Citigroup is evaluating locations for parts of its London broker-dealer business, including Ireland, Spain, Italy, Germany, France, and the Netherlands, Jim Cowles, the bank’s top executive for Europe, the Middle East and Africa, said at a conference in Dublin on Jan. 24. Cowles said he expected the bank would make a final decision by the end of the first half.
Bloomberg News reported in November that the firm was in discussions with BaFin about moving some of its London-based equity and interest-rate derivatives traders to Frankfurt. Citigroup is also in discussions with the ECB and regulators in EU nations including Ireland about relocating other parts of its operations.
Morgan Stanley is close to picking Frankfurt for its enlarged EU hub, people with knowledge the matter said June 22. London-based staff will also be relocated to cities around the EU, including Paris and Dublin, one of the people said.
The bank may initially move about 300 workers out of London, Bloomberg News reported in February. Before the vote, Bloomberg reported that the firm would likely move 1,000 of about 5,000 London employees out of the country in the event of Brexit.
Morgan Stanley executives have said New York would likely be the big winner from Brexit as U.S. firms would probably move jobs away from Europe altogether.
Daiwa said June 22 it will establish a subsidiary in Frankfurt to host the European operations it moves out of London. The firm, the majority of whose 450 European staff work in London, will make an application to the German regulator BaFin accordingly.
Lloyds Banking Group
The U.K. bank plans to convert its Berlin branch into a subsidiary, making that its base inside the EU, Chief Financial Officer George Culmer said in February. A small number of people would move from London. The bank has yet to apply for an extension of its German banking licence.

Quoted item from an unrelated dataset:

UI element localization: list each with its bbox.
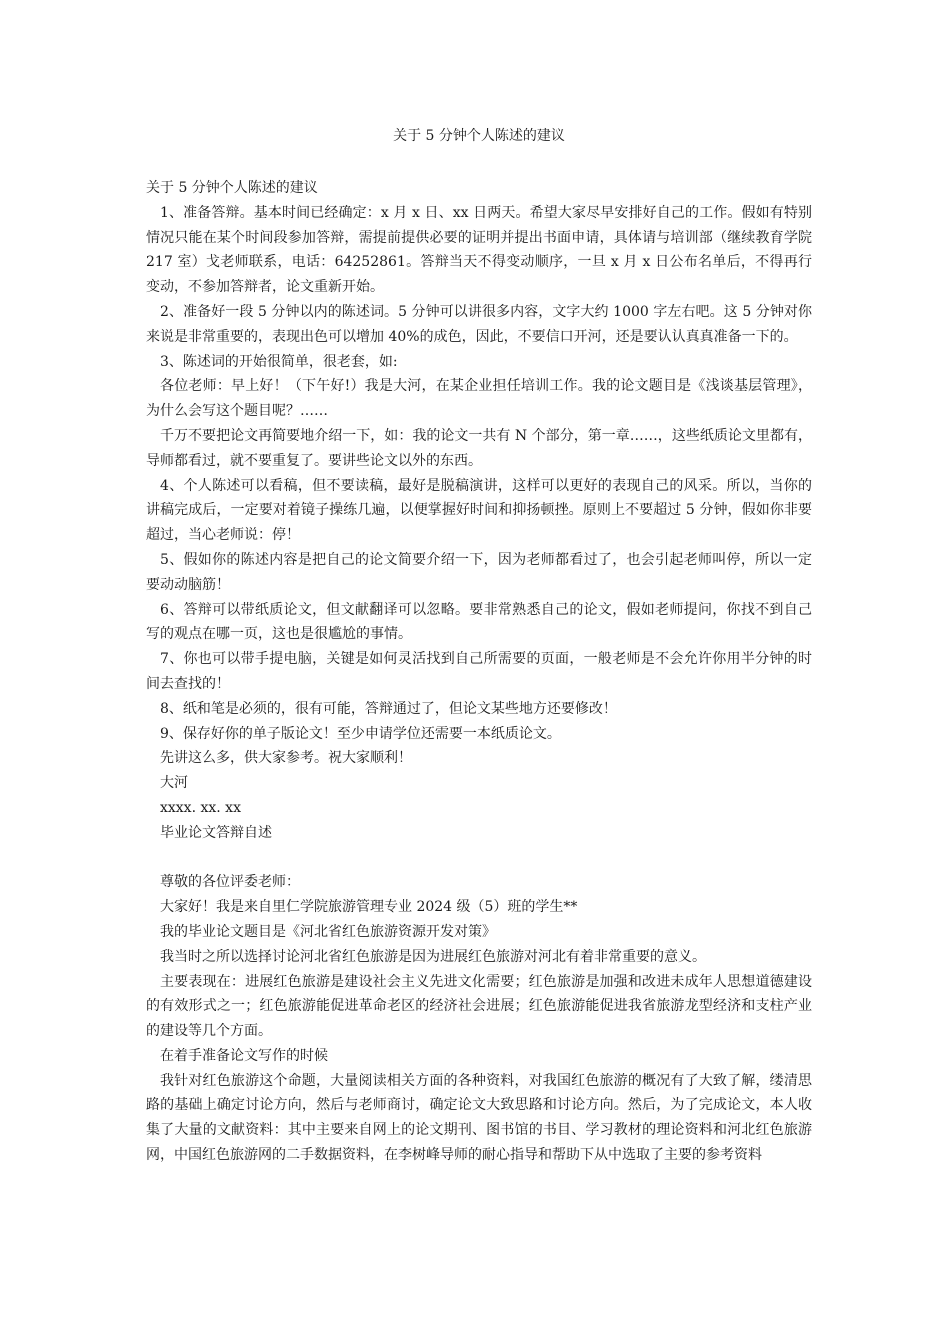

Credit Suisse Group AG is exploring options for expanding in Dublin after Brexit, two people with knowledge of the plans said in January. Chief Financial Officer David Mathers said in February that losing access to the EU would endanger 10 percent to 15 percent of income at its two U.K. subsidiaries, which have a revenue base of $4 billion to $5 billion.
Bank of China
Bank of China Ltd. is in talks with Irish officials about potentially moving some of its U.K. operations to the country after Brexit, Ireland’s Sunday Independent newspaper reported in January.
Nomura has picked Frankfurt for the headquarters of its EU operations on Brexit, and will look to transfer fewer than 100 employees from London to the German city, according to people with knowledge of the decision. The bank will start the process of setting up the new base in June.
Mizuho Financial Group Inc. is considering Amsterdam and Dublin among potential locations to base its brokerage unit if it’s impacted by a “heavy Brexit,” President Yasuhiro Sato said in January. Mizuho changed the name of its Netherlands unit to Mizuho Bank Europe on Jan. 1, reflecting its role as a subsidiary overseeing a number of countries in the region, including Belgium, Austria and Spain.